Pur ostentando tutta l’indifferenza di questo mondo, però, non potrà essergli sfuggito il fastidio a livelli di guardia – **il peso**, se preferite un termine meno impegnativo – **che i partiti provano nei suoi confronti**. Non parliamo solo del Movimento Cinque Stelle, che per alcune ore ha tenuto lo stesso governo in bilico, o della Lega del bacchettato Salvini ma di tutte le formazioni e dei rispettivi leader. Egualmente spiazzati da un **attivismo** e da uno **stile** che non riconoscono e vivono come un’usurpazione.

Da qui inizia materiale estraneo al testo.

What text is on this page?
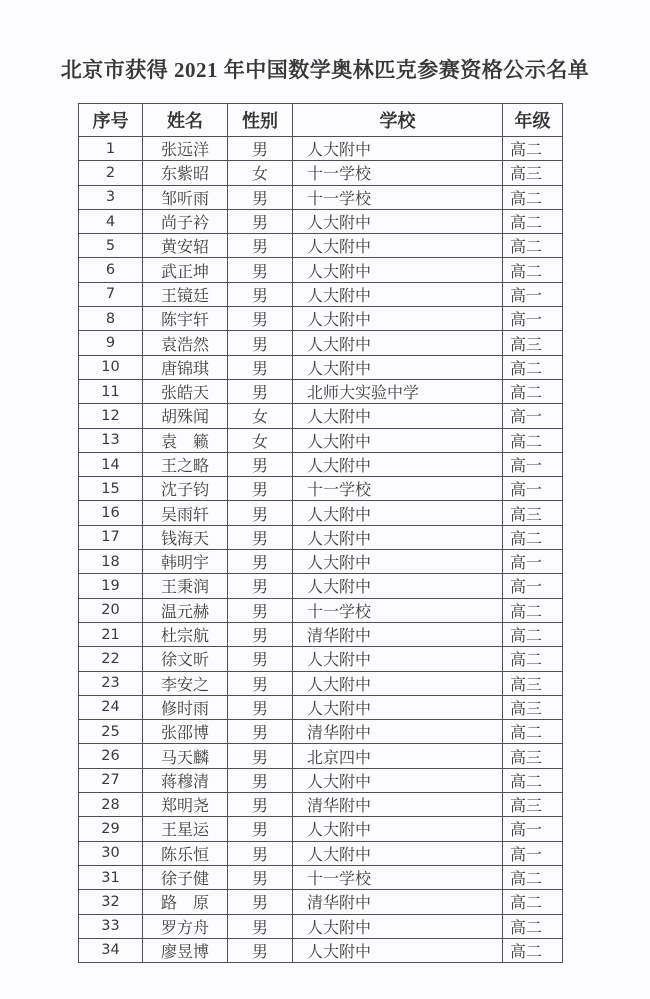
北京市获得 2021 年中国数学奥林匹克参赛资格公示名单
序号	姓名	性别	学校	年级
1	张远洋	男	人大附中	高二
2	东紫昭	女	十一学校	高三
3	邹听雨	男	十一学校	高二
4	尚子衿	男	人大附中	高二
5	黄安轺	男	人大附中	高二
6	武正坤	男	人大附中	高二
7	王镜廷	男	人大附中	高一
8	陈宇轩	男	人大附中	高一
9	袁浩然	男	人大附中	高三
10	唐锦琪	男	人大附中	高二
11	张皓天	男	北师大实验中学	高二
12	胡殊闻	女	人大附中	高一
13	袁　籁	女	人大附中	高二
14	王之略	男	人大附中	高一
15	沈子钧	男	十一学校	高一
16	吴雨轩	男	人大附中	高三
17	钱海天	男	人大附中	高二
18	韩明宇	男	人大附中	高一
19	王秉润	男	人大附中	高一
20	温元赫	男	十一学校	高二
21	杜宗航	男	清华附中	高二
22	徐文昕	男	人大附中	高二
23	李安之	男	人大附中	高三
24	修时雨	男	人大附中	高三
25	张邵博	男	清华附中	高二
26	马天麟	男	北京四中	高三
27	蒋穆清	男	人大附中	高二
28	郑明尧	男	清华附中	高三
29	王星运	男	人大附中	高一
30	陈乐恒	男	人大附中	高一
31	徐子健	男	十一学校	高二
32	路　原	男	清华附中	高二
33	罗方舟	男	人大附中	高二
34	廖昱博	男	人大附中	高二
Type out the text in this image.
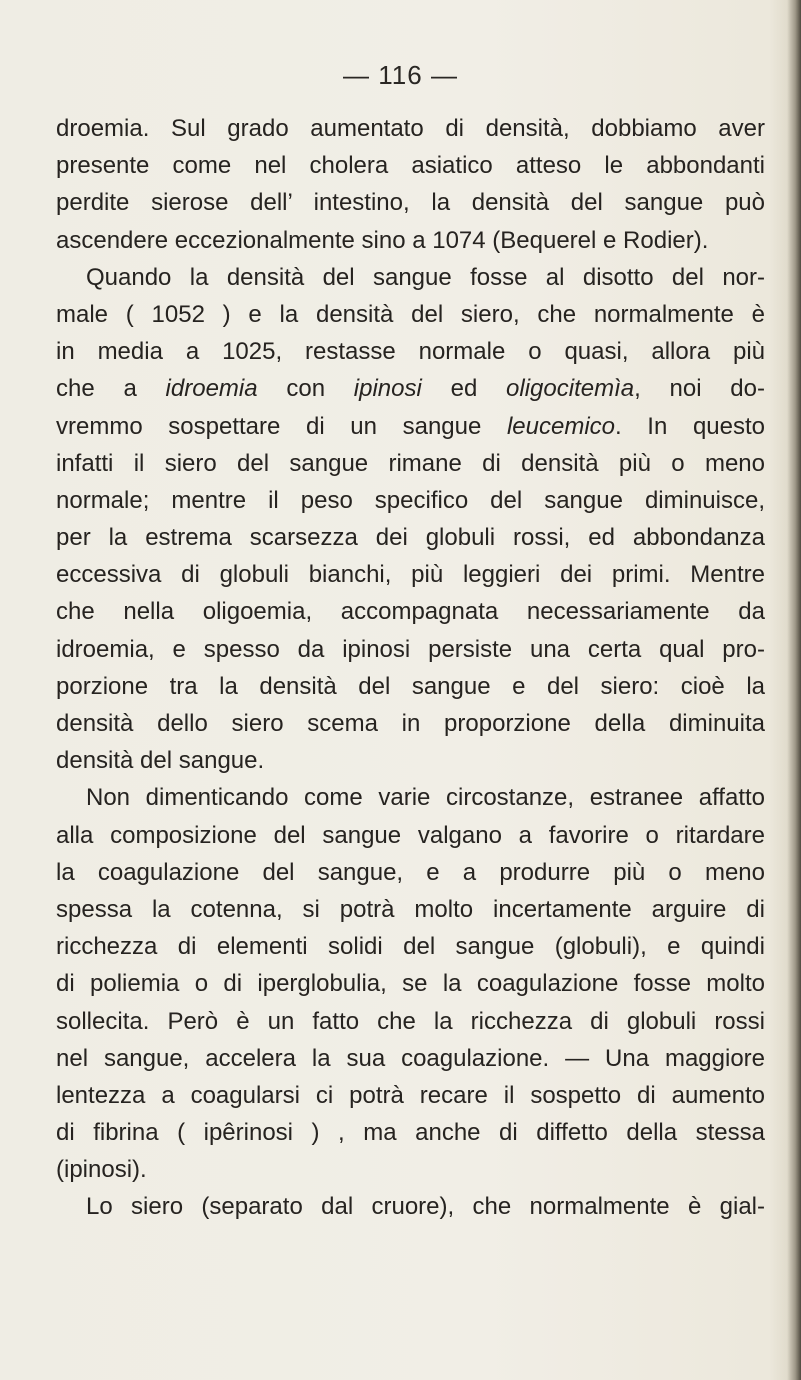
— 116 —
droemia. Sul grado aumentato di densità, dobbiamo aver
presente come nel cholera asiatico atteso le abbondanti
perdite sierose dell’ intestino, la densità del sangue può
ascendere eccezionalmente sino a 1074 (Bequerel e Rodier).
Quando la densità del sangue fosse al disotto del nor-
male ( 1052 ) e la densità del siero, che normalmente è
in media a 1025, restasse normale o quasi, allora più
che a idroemia con ipinosi ed oligocitemìa, noi do-
vremmo sospettare di un sangue leucemico. In questo
infatti il siero del sangue rimane di densità più o meno
normale; mentre il peso specifico del sangue diminuisce,
per la estrema scarsezza dei globuli rossi, ed abbondanza
eccessiva di globuli bianchi, più leggieri dei primi. Mentre
che nella oligoemia, accompagnata necessariamente da
idroemia, e spesso da ipinosi persiste una certa qual pro-
porzione tra la densità del sangue e del siero: cioè la
densità dello siero scema in proporzione della diminuita
densità del sangue.
Non dimenticando come varie circostanze, estranee affatto
alla composizione del sangue valgano a favorire o ritardare
la coagulazione del sangue, e a produrre più o meno
spessa la cotenna, si potrà molto incertamente arguire di
ricchezza di elementi solidi del sangue (globuli), e quindi
di poliemia o di iperglobulia, se la coagulazione fosse molto
sollecita. Però è un fatto che la ricchezza di globuli rossi
nel sangue, accelera la sua coagulazione. — Una maggiore
lentezza a coagularsi ci potrà recare il sospetto di aumento
di fibrina ( ipêrinosi ) , ma anche di diffetto della stessa
(ipinosi).
Lo siero (separato dal cruore), che normalmente è gial-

Ed è proprio qui che il discorso si fa delicato: **i partiti percepiscono la diversità di Draghi come attivismo fine a sé stesso o addirittura prevaricatore** perché del tutto estraneo alla loro natura dilatoria. Senza eccezioni, **gli ultimi lustri di (mancato) governo** sono stati un **continuo rinvio** o al massimo un’**affannosa ricerca di concessioni reciproche**.

Il problema non è ragionare sull’attrazione per il caos del semestre bianco, con i partiti al riparo dal rischio dello scioglimento delle Camere, ma più in generale sulla **loro capacità di tornare a fare il proprio mestiere**: **governare** e **fare opposizione**. Il che comporta [proporre, prendere decisioni e assumersi rischi](https://laragione.eu/evidenza/i-partiti-non-sanno-piu-proporre/). Il tutto in tempi compatibili con le esigenze del Paese.

Non affascinano i dibattiti di scuola su governi militari o altro, ma sappiamo che una democrazia non può funzionare con i partiti ossessionati dai sondaggi, i leader dai social e il Parlamento immobilizzato dal terrore delle impossibili ricandidature.

**Il problema non è Mario Draghi**, che sta semplicemente facendo il lavoro per cui è stato chiamato dal presidente della Repubblica e su cui ha avuto la fiducia dei due rami del Parlamento. **Il problema sono proprio loro**, impegnati in uno sfibrante confronto tattico, utile solo a mascherarne l’immobilismo.

**L’occasione offerta dal governo Draghi è storica anche per i partiti e i loro vertici**, purché abbiano la forza e la volontà di un severo esame di coscienza.

Abbiamo passato vent’anni a imputare a Silvio Berlusconi la personalizzazione della politica per poi trovarci con una schiera di epigoni ancora più ossessionati dal culto della personalità, con l’aggravante di una sterilità di idee e proposte ormai patologica.